Each 512-bit block of SHA256 takes an initialization vector (IV) and message schedule and returns a digest. Knowing the message schedule and resulting digest, is it feasible to reverse the algorithm to find the IV?
My intuition tells me no because the IV is added to the working variables immediately before returning the digest, causing a dependency on the IV at both the beginning and end of the algorithm. Is this correct?
If we how to recover the previous state of SHA-256 with less than $2^{254}$ expected effort (as measured by number of hash compression operations), then we can find SHA-256 preimages with less than $2^{256}$ expected effort, and hence would be a weakening in the expected SHA-256 cryptographical strength.
Here's how this works; suppose that we can find the previous state with expected effort $M < 2^{254}$. Then, what we do is select two blocks (with appropriate SHA-256 padding in place for a 56 - 119 byte hash), and find the previous state for those two blocks from the target state; expected effort $2M < 2^{255}$.
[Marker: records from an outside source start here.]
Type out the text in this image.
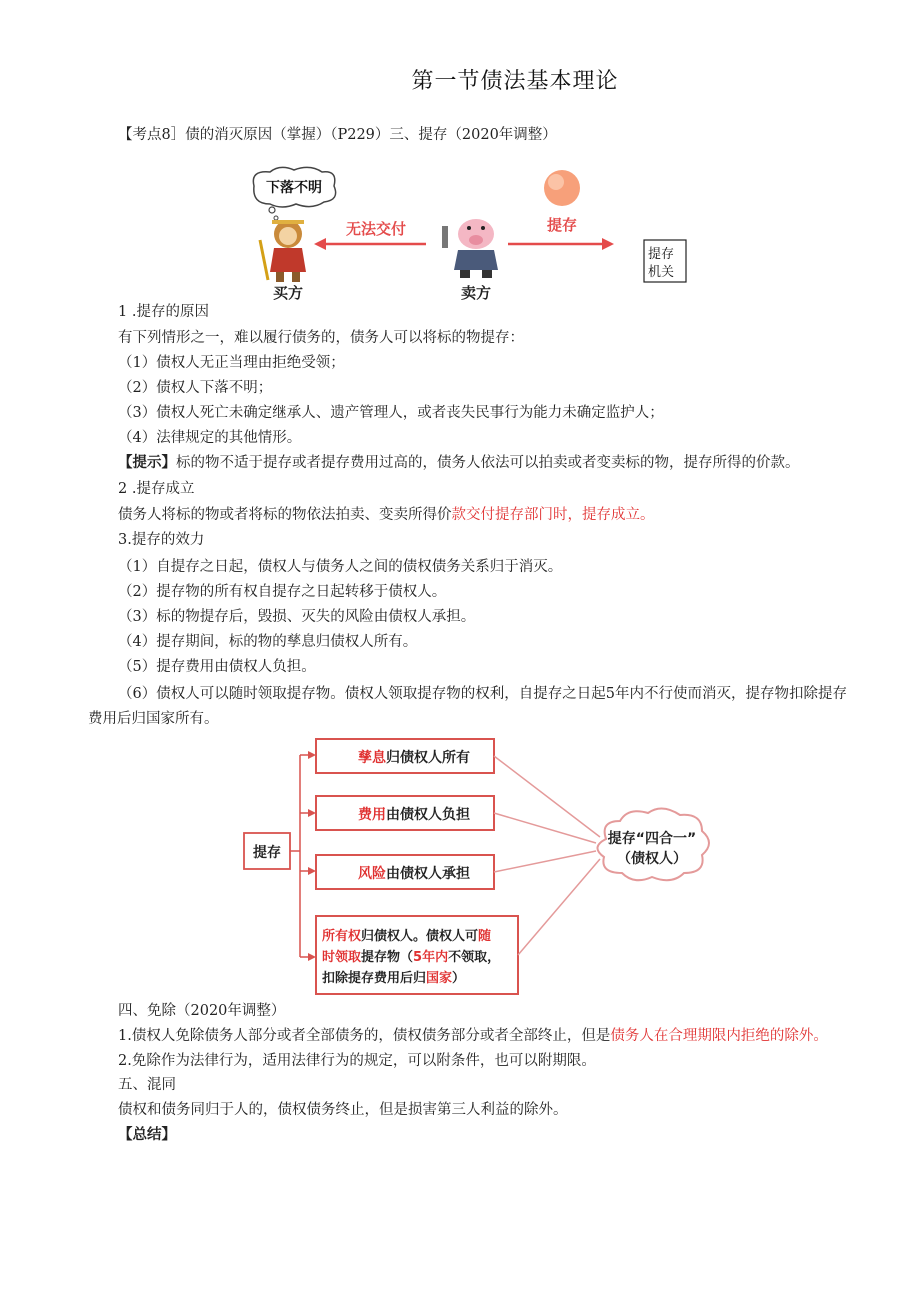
第一节债法基本理论
【考点8］债的消灭原因（掌握）（P229）三、提存（2020年调整）
下落不明
买方
无法交付
卖方
提存
提存
机关
1 .提存的原因
有下列情形之一，难以履行债务的，债务人可以将标的物提存：
（1）债权人无正当理由拒绝受领；
（2）债权人下落不明；
（3）债权人死亡未确定继承人、遗产管理人，或者丧失民事行为能力未确定监护人；
（4）法律规定的其他情形。
【提示】标的物不适于提存或者提存费用过高的，债务人依法可以拍卖或者变卖标的物，提存所得的价款。
2 .提存成立
债务人将标的物或者将标的物依法拍卖、变卖所得价款交付提存部门时，提存成立。
3.提存的效力
（1）自提存之日起，债权人与债务人之间的债权债务关系归于消灭。
（2）提存物的所有权自提存之日起转移于债权人。
（3）标的物提存后，毁损、灭失的风险由债权人承担。
（4）提存期间，标的物的孳息归债权人所有。
（5）提存费用由债权人负担。
（6）债权人可以随时领取提存物。债权人领取提存物的权利，自提存之日起5年内不行使而消灭，提存物扣除提存
费用后归国家所有。
提存
孳息归债权人所有
费用由债权人负担
风险由债权人承担
所有权归债权人。债权人可随
时领取提存物（5年内不领取，
扣除提存费用后归国家）
提存“四合一”
（债权人）
四、免除（2020年调整）
1.债权人免除债务人部分或者全部债务的，债权债务部分或者全部终止，但是债务人在合理期限内拒绝的除外。
2.免除作为法律行为，适用法律行为的规定，可以附条件，也可以附期限。
五、混同
债权和债务同归于人的，债权债务终止，但是损害第三人利益的除外。
【总结】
Then, we would try various initial 64 byte blocks, and compute a forward hash compression operation on them (using the standard IV); we "win" if the resulting state is either of the previous states from the previous step. If we assume that the SHA-256 hash compression functions acts like a random number, then the probability of any guess of the initial block would succeed with probability $2^{-255]$; hence this takes an expected $2^{255}$ hash compression operations.
If we find a match, we can immediately construct a message (consisting of the initial block that won, along with the final block that matched it) that SHA-256 hashes to the target value.
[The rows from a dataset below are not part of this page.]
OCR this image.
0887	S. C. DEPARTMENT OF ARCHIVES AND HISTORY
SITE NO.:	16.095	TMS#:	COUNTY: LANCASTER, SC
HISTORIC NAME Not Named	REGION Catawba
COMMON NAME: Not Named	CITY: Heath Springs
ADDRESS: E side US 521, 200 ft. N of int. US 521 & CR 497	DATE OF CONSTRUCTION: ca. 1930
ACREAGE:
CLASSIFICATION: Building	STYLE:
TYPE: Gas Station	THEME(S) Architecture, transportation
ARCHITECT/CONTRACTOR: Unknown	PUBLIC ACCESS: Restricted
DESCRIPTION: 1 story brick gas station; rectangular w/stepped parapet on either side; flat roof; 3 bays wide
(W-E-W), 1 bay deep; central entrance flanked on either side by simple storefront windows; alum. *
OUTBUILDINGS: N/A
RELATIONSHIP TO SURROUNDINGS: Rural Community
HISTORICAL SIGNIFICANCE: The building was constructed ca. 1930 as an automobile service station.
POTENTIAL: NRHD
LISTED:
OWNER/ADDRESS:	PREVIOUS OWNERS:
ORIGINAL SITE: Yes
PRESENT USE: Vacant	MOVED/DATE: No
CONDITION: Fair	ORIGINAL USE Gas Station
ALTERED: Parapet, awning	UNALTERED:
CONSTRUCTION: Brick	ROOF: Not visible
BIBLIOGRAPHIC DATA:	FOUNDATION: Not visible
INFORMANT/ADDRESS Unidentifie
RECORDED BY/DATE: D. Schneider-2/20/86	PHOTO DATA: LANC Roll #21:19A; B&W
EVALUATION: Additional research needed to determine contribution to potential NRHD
Total expected effort: $2M + 2^{255} < 2^{256}$
Notes:
Obviously, if $M$ is significantly less than $2^{254}$, then we'd generate considerably more than 2 final blocks and intermediate states.
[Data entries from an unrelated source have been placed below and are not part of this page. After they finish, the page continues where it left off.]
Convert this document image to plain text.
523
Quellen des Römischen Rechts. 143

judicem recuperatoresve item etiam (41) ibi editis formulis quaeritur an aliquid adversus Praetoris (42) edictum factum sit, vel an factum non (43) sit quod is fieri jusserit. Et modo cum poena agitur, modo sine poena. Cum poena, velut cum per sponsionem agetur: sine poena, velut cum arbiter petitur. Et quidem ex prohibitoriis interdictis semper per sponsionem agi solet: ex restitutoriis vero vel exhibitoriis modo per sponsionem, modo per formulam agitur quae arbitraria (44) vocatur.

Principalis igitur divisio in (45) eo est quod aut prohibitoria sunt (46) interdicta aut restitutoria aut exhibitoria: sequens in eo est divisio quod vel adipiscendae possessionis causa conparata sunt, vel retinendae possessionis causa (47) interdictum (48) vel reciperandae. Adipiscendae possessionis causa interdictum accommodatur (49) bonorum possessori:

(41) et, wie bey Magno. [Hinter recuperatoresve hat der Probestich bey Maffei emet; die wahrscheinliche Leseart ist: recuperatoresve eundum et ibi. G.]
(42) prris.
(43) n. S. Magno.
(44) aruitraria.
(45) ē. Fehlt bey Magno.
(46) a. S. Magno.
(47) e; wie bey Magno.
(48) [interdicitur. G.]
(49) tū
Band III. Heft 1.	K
I did skip over the point that it's possible that there is no intermediate state that is mapped to the final state via the message block we chose. This would decrease the limit that $M$ can be somewhat...
SHA-256 Uses Merkle-Damgard Construction (MD). The $IV$ is used only at the beginning. The IV is fixed if you apply the NIST standard2.
Now, someone is not applying the standard, and you have the message $m$, $h=H_{SHA-256}(IV,m)$, and you want to find the $IV$.
Secure hash functions, are one-way, not only because of the large input size that shrink into smaller size but also they have non-linear parts, like the $\wedge$ SHA256 compression function. So, you can't invert.